I'm stuck on the following problem:
Given a tree with $$$N$$$ nodes and a positive integer $$$D$$$ $$$(1 \leq N, D \leq 2\times 10^5)$$$, a set of marked nodes is a subset of nodes from the original graph such that marked nodes may not be closer to each other than distance $$$D$$$. What is the maximum number of marked nodes for this graph?
I tried tree dp with $$$dp[i][j]$$$ representing the answer for node $$$i$$$'s subtree such that all marked nodes in $$$i$$$'s subtree are $$$\geq j$$$ edges away from $$$i$$$ but it's too inefficient. Any ideas?
You can speed up your DP to $$$\mathcal O(N)$$$ with two optimizations:
A proof for why this is linear time is detailed in the last paragraph of this blog.
As an aside, this is exactly BOI 2017 – Cat in a tree.

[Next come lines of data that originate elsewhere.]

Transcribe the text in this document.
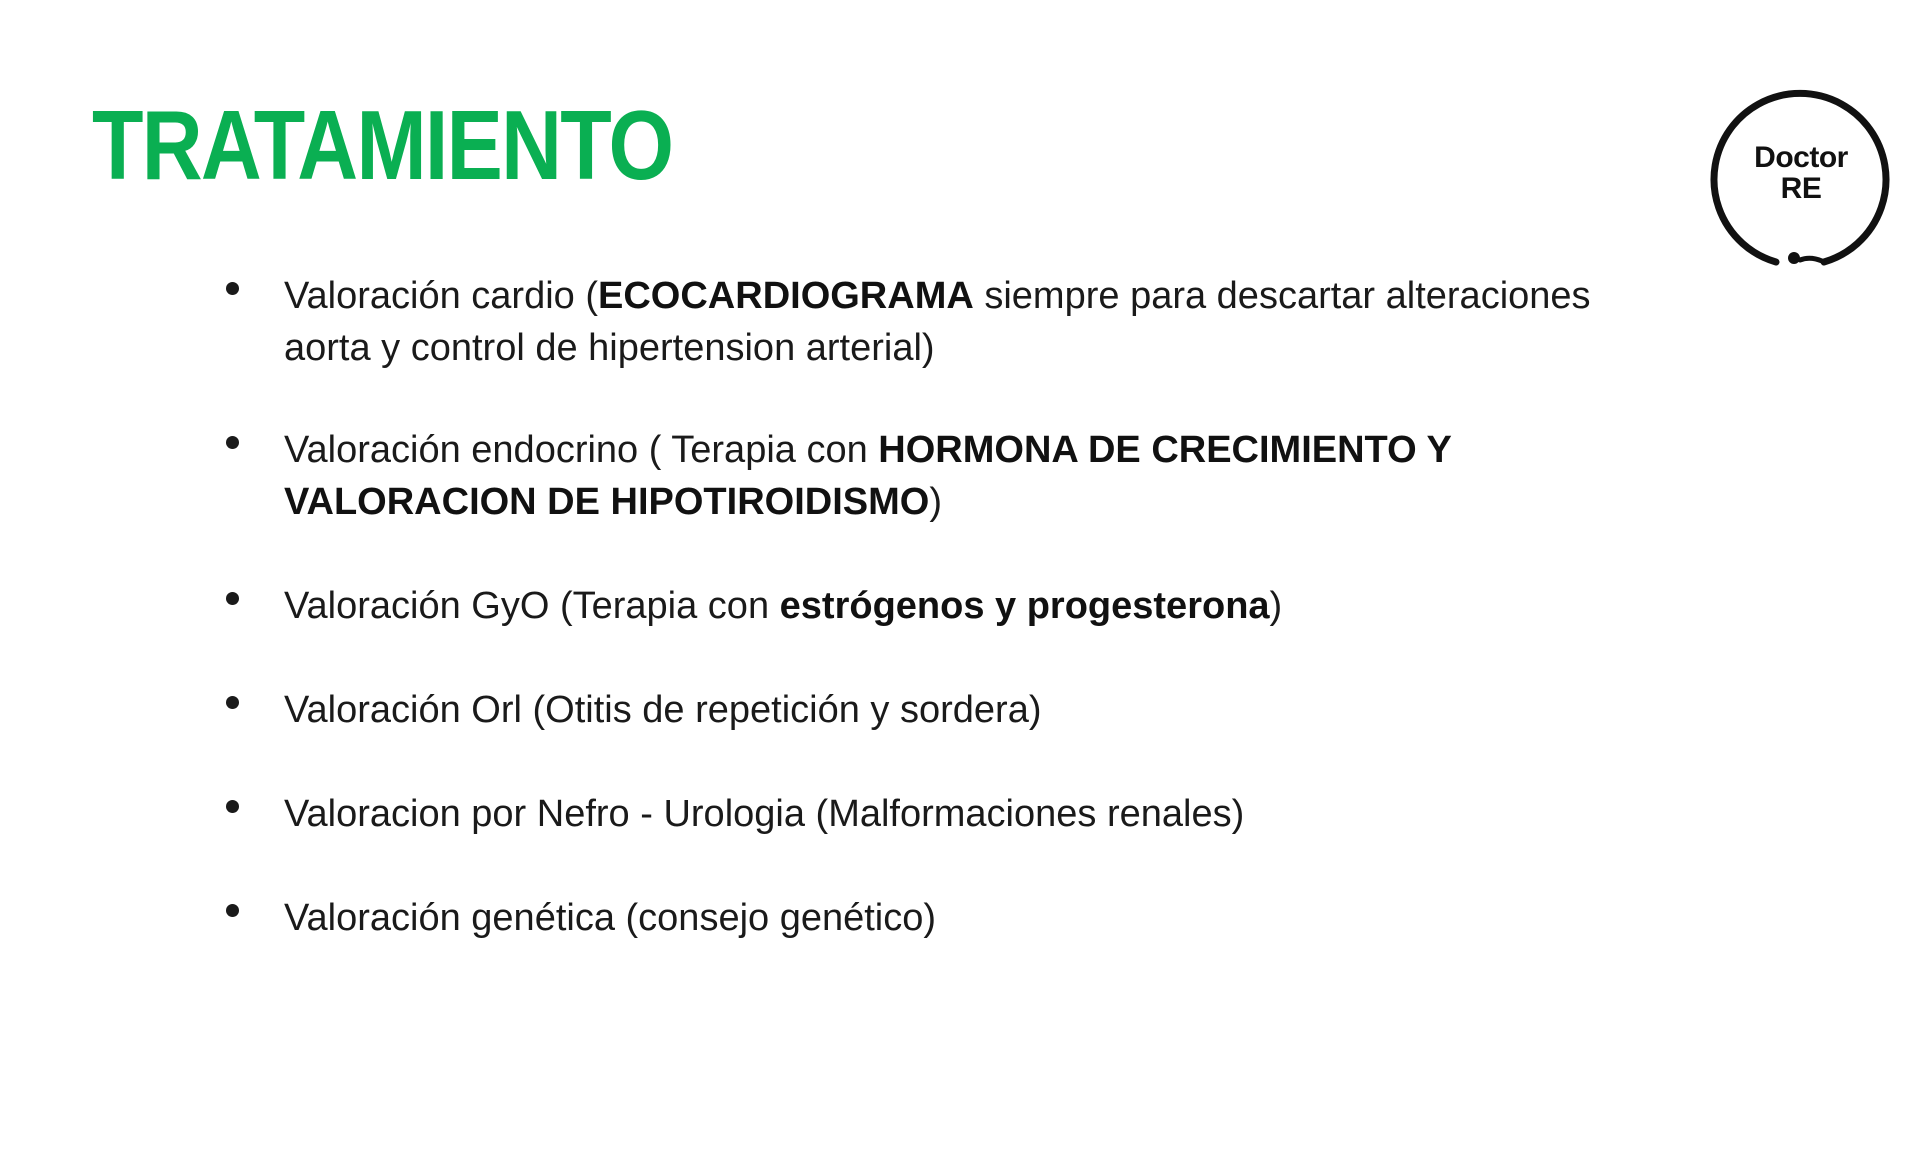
TRATAMIENTO	Doctor
RE
Valoración cardio (ECOCARDIOGRAMA siempre para descartar alteraciones aorta y control de hipertension arterial)
Valoración endocrino ( Terapia con HORMONA DE CRECIMIENTO Y VALORACION DE HIPOTIROIDISMO)
Valoración GyO (Terapia con estrógenos y progesterona)
Valoración Orl (Otitis de repetición y sordera)
Valoracion por Nefro - Urologia (Malformaciones renales)
Valoración genética (consejo genético)
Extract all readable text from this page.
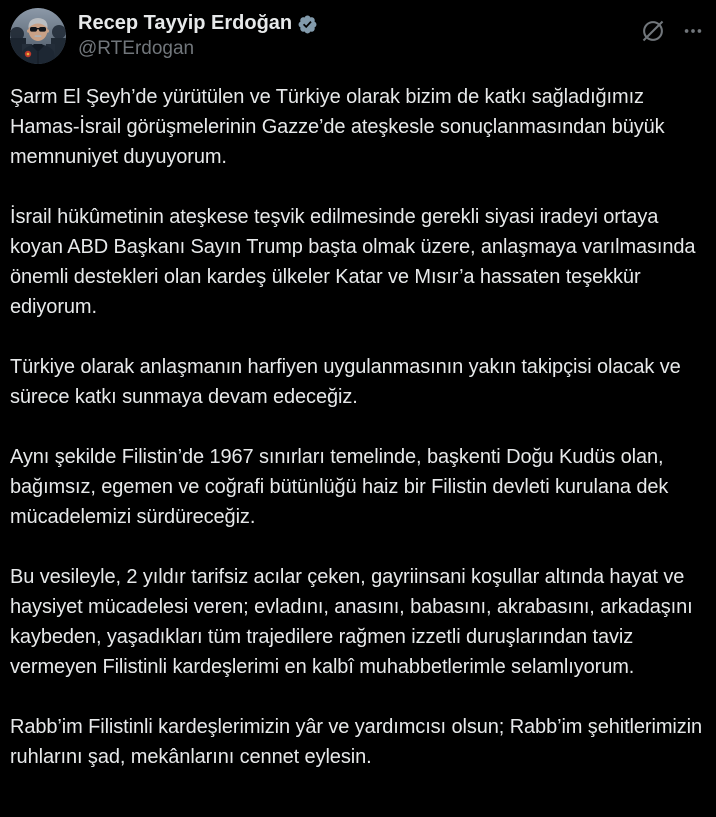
Recep Tayyip Erdoğan
@RTErdogan

Şarm El Şeyh’de yürütülen ve Türkiye olarak bizim de katkı sağladığımız Hamas-İsrail görüşmelerinin Gazze’de ateşkesle sonuçlanmasından büyük memnuniyet duyuyorum.

İsrail hükûmetinin ateşkese teşvik edilmesinde gerekli siyasi iradeyi ortaya koyan ABD Başkanı Sayın Trump başta olmak üzere, anlaşmaya varılmasında önemli destekleri olan kardeş ülkeler Katar ve Mısır’a hassaten teşekkür ediyorum.

Türkiye olarak anlaşmanın harfiyen uygulanmasının yakın takipçisi olacak ve sürece katkı sunmaya devam edeceğiz.

Aynı şekilde Filistin’de 1967 sınırları temelinde, başkenti Doğu Kudüs olan, bağımsız, egemen ve coğrafi bütünlüğü haiz bir Filistin devleti kurulana dek mücadelemizi sürdüreceğiz.

Bu vesileyle, 2 yıldır tarifsiz acılar çeken, gayriinsani koşullar altında hayat ve haysiyet mücadelesi veren; evladını, anasını, babasını, akrabasını, arkadaşını kaybeden, yaşadıkları tüm trajedilere rağmen izzetli duruşlarından taviz vermeyen Filistinli kardeşlerimi en kalbî muhabbetlerimle selamlıyorum.

Rabb’im Filistinli kardeşlerimizin yâr ve yardımcısı olsun; Rabb’im şehitlerimizin ruhlarını şad, mekânlarını cennet eylesin.
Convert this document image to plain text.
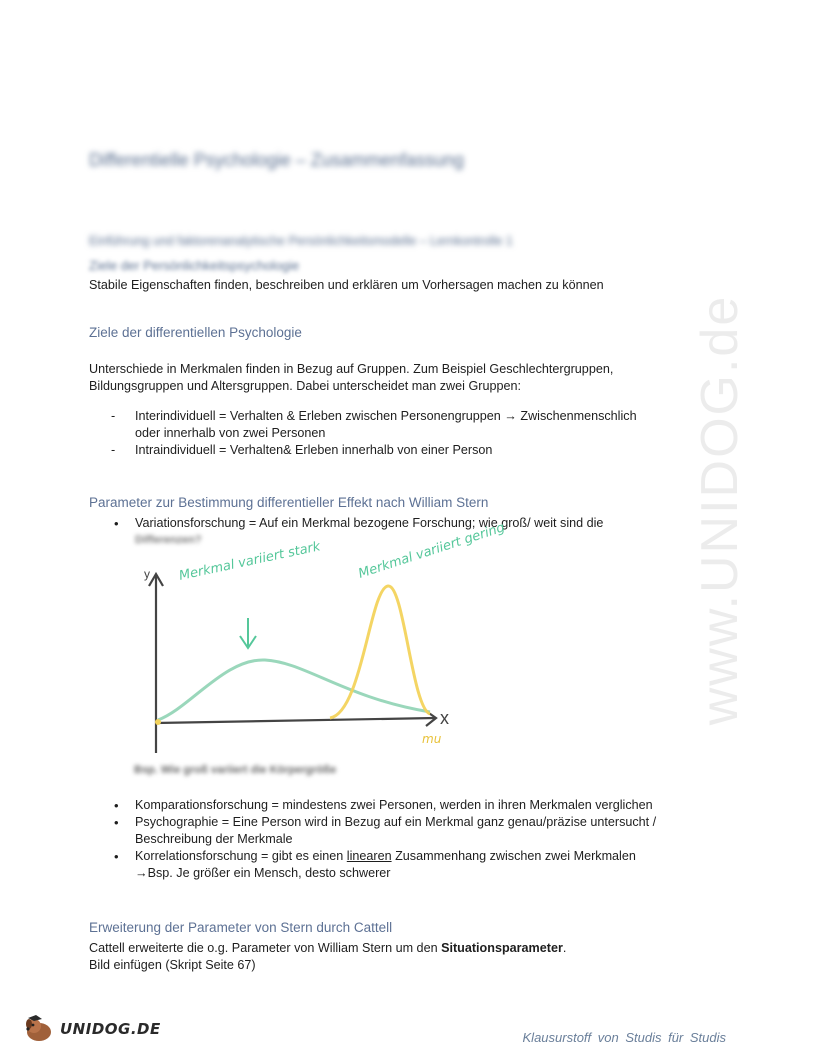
www.UNIDOG.de
Differentielle Psychologie – Zusammenfassung
Einführung und faktorenanalytische Persönlichkeitsmodelle – Lernkontrolle 1
Ziele der Persönlichkeitspsychologie
Stabile Eigenschaften finden, beschreiben und erklären um Vorhersagen machen zu können
Ziele der differentiellen Psychologie
Unterschiede in Merkmalen finden in Bezug auf Gruppen. Zum Beispiel Geschlechtergruppen, Bildungsgruppen und Altersgruppen. Dabei unterscheidet man zwei Gruppen:
- Interindividuell = Verhalten & Erleben zwischen Personengruppen → Zwischenmenschlich oder innerhalb von zwei Personen
- Intraindividuell = Verhalten& Erleben innerhalb von einer Person
Parameter zur Bestimmung differentieller Effekt nach William Stern
• Variationsforschung = Auf ein Merkmal bezogene Forschung; wie groß/ weit sind die
Differenzen?
y
x
Merkmal variiert stark	Merkmal variiert gering
mu
Bsp. Wie groß variiert die Körpergröße
• Komparationsforschung = mindestens zwei Personen, werden in ihren Merkmalen verglichen
• Psychographie = Eine Person wird in Bezug auf ein Merkmal ganz genau/präzise untersucht / Beschreibung der Merkmale
• Korrelationsforschung = gibt es einen linearen Zusammenhang zwischen zwei Merkmalen
→Bsp. Je größer ein Mensch, desto schwerer
Erweiterung der Parameter von Stern durch Cattell
Cattell erweiterte die o.g. Parameter von William Stern um den Situationsparameter.
Bild einfügen (Skript Seite 67)
UNIDOG.DE	Klausurstoff von Studis für Studis
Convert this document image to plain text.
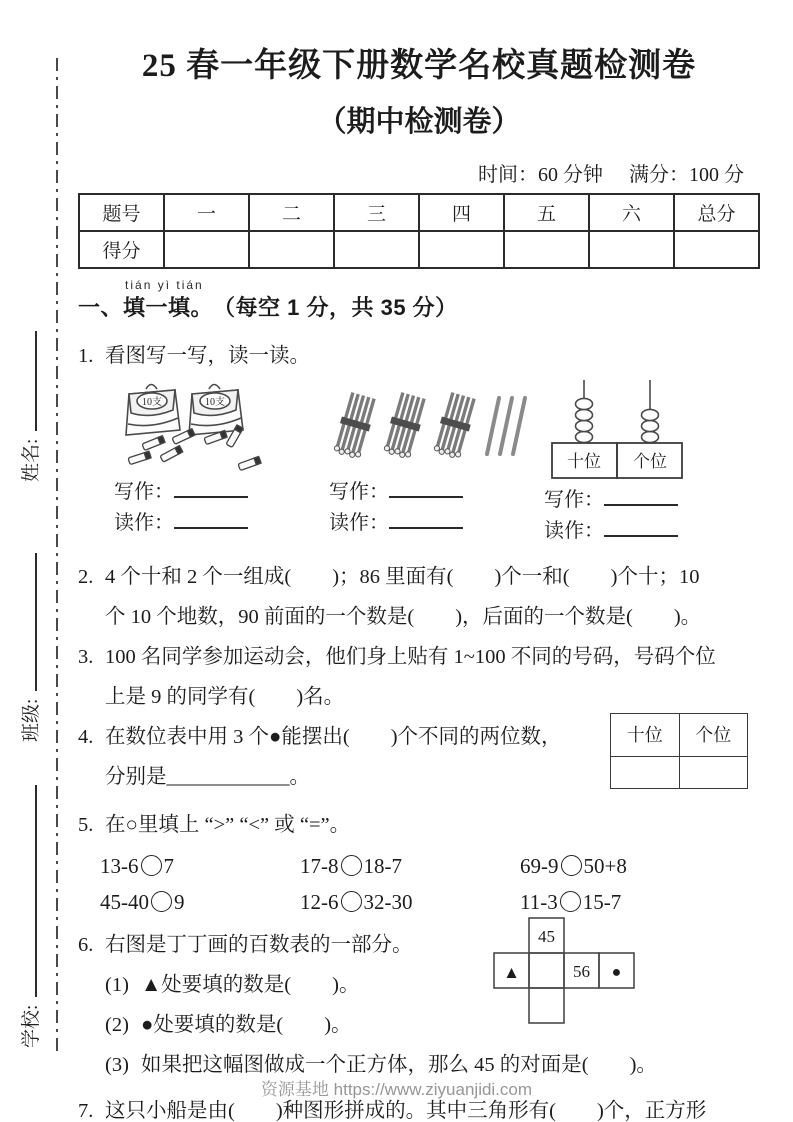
姓名:
班级:
学校:
25 春一年级下册数学名校真题检测卷
（期中检测卷）
时间：60 分钟 满分：100 分
题号	一	二	三	四	五	六	总分
得分							
一、
tián yì tián
填一填。（每空 1 分，共 35 分）
1. 看图写一写，读一读。
10支	10支
写作：
读作：
写作：
读作：
十位 个位
写作：
读作：
2. 4 个十和 2 个一组成(　　)；86 里面有(　　)个一和(　　)个十；10
个 10 个地数，90 前面的一个数是(　　)，后面的一个数是(　　)。
3. 100 名同学参加运动会，他们身上贴有 1~100 不同的号码，号码个位
上是 9 的同学有(　　)名。
4. 在数位表中用 3 个●能摆出(　　)个不同的两位数，
分别是____________。
十位	个位

5. 在○里填上 “>” “<” 或 “=”。
13-6 7	17-8 18-7	69-9 50+8
45-40 9	12-6 32-30	11-3 15-7
6. 右图是丁丁画的百数表的一部分。
(1) ▲处要填的数是(　　)。
(2) ●处要填的数是(　　)。
(3) 如果把这幅图做成一个正方体，那么 45 的对面是(　　)。
45
▲	56 ●
7. 这只小船是由(　　)种图形拼成的。其中三角形有(　　)个，正方形
资源基地 https://www.ziyuanjidi.com
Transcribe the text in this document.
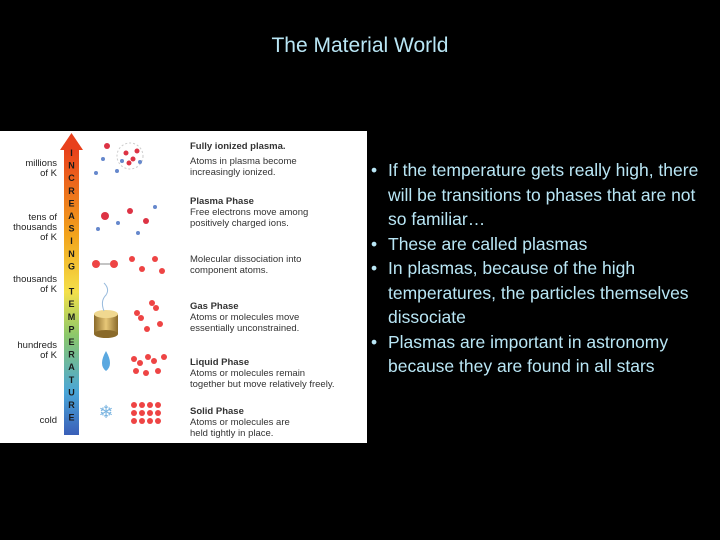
The Material World
I
N
C
R
E
A
S
I
N
G
T
E
M
P
E
R
A
T
U
R
E
millions of K
tens of thousands of K
thousands of K
hundreds of K
cold ❄
Fully ionized plasma. Atoms in plasma become increasingly ionized.
Plasma Phase Free electrons move among positively charged ions.
Molecular dissociation into component atoms.
Gas Phase Atoms or molecules move essentially unconstrained.
Liquid Phase Atoms or molecules remain together but move relatively freely.
Solid Phase Atoms or molecules are held tightly in place.
• If the temperature gets really high, there will be transitions to phases that are not so familiar…
• These are called plasmas
• In plasmas, because of the high temperatures, the particles themselves dissociate
• Plasmas are important in astronomy because they are found in all stars
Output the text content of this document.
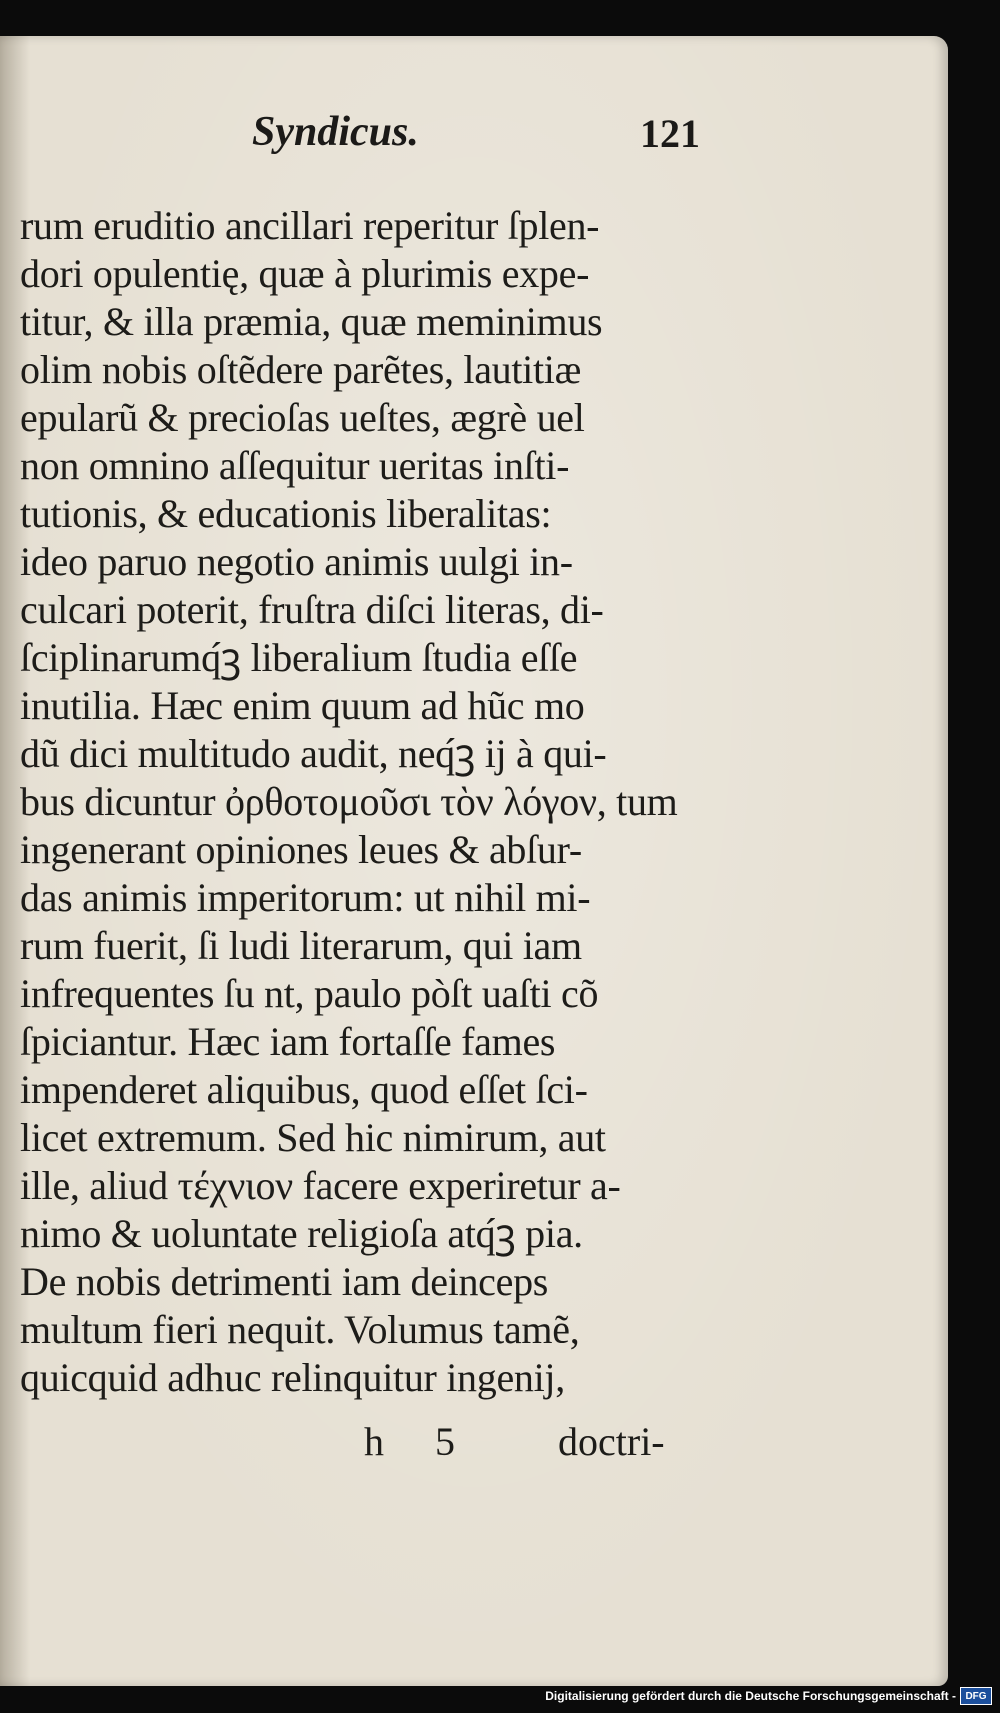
Syndicus.	121
rum eruditio ancillari reperitur ſplen-
dori opulentię, quæ à plurimis expe-
titur, & illa præmia, quæ meminimus
olim nobis oſtẽdere parẽtes, lautitiæ
epularũ & precioſas ueſtes, ægrè uel
non omnino aſſequitur ueritas inſti-
tutionis, & educationis liberalitas:
ideo paruo negotio animis uulgi in-
culcari poterit, fruſtra diſci literas, di-
ſciplinarumq́ꝫ liberalium ſtudia eſſe
inutilia. Hæc enim quum ad hũc mo
dũ dici multitudo audit, neq́ꝫ ij à qui-
bus dicuntur ὀρθοτομοῦσι τὸν λόγον, tum
ingenerant opiniones leues & abſur-
das animis imperitorum: ut nihil mi-
rum fuerit, ſi ludi literarum, qui iam
infrequentes ſu nt, paulo pòſt uaſti cõ
ſpiciantur. Hæc iam fortaſſe fames
impenderet aliquibus, quod eſſet ſci-
licet extremum. Sed hic nimirum, aut
ille, aliud τέχνιον facere experiretur a-
nimo & uoluntate religioſa atq́ꝫ pia.
De nobis detrimenti iam deinceps
multum fieri nequit. Volumus tamẽ,
quicquid adhuc relinquitur ingenij,
h 5	doctri-
Digitalisierung gefördert durch die Deutsche Forschungsgemeinschaft - DFG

I'm not sure how the first one helps with the linear solution. Let's consider a chain tree from $$$1$$$ to $$$n$$$ and say the deepest node in the tree (when rooted from $$$1$$$) is $$$n$$$. Then $$$dp[n]$$$ will have one entry, $$$dp[n - 1]$$$ will have $$$2$$$ entries and so on, $$$dp[1]$$$ will have $$$n$$$ entries. This makes $$$\mathcal{O}(n^2)$$$ memory. Where don't I understand, exactly?
I probably should have clarified, both optimizations are needed simultaneously for $$$\mathcal O(n)$$$ complexity, just one is not enough. Here's code for reference that I wrote a few months ago for the BOI problem.
I am not sure, how your n^2 dp is correct. Lets say we are at the ith node... if we select the ith node then we need to select nodes at a distance >= D from that node, this transition you mentioned in the blog. But if we do not select the ith node then all selected nodes need not to be at >=D distance from ith node as we can construct >=D distance by considering i as the LCA. You are constructing the answer considering all selected nodes are >=D from ith which may not be the case. Am I missing something?
According to my definition of dp[i][j], I got that if $$$2j \geq D$$$ then you can just get the answer from the child subtrees since marked nodes in different subtrees wouldn’t break the condition of being D edges apart. Otherwise, for an optimal set of marked nodes (still considering the subtree rooted at i), exactly one child node is between j and (max integer k such that 2k < D) edges away from i, and I’m trying to optimize the overall computation of this dp.
Agreed with the first para of your comment if $$$2j>=D$$$ this will not break any condition. But I am saying if that's not the case then also you can mark nodes. Like consider a tree with 4 nodes $$$(1,2) (1,3) (3,4)$$$ and you have rooted at 1 and lets say value of D=3. then at root how does your $$$dp[i][j]$$$ method gives correct answer? Here you can still select 3 and 4 , only dp[i][1] will give 2 as answer but $$$2*1<3$$$ which may violate the condition.
Let k be the least integer such that 2k >= D, then only one child subtree can have a marked node not >= k edges from i. Then dp[i][j] is the maximum of dp[v][j-1] + sum over the rest of the children of dp[u][k-1]. (edit: I think it is actually more complicated than this but it still works)
yeah thanks got it.
Greedy works. Root the tree somewhere and run DFS. After you visit all children of a particular node $$$u$$$, either:
To see that it works just note that, after this, we'll have the optimal pair (maximum number of marked nodes in the subtree of $$$u$$$, depth of highest marked node).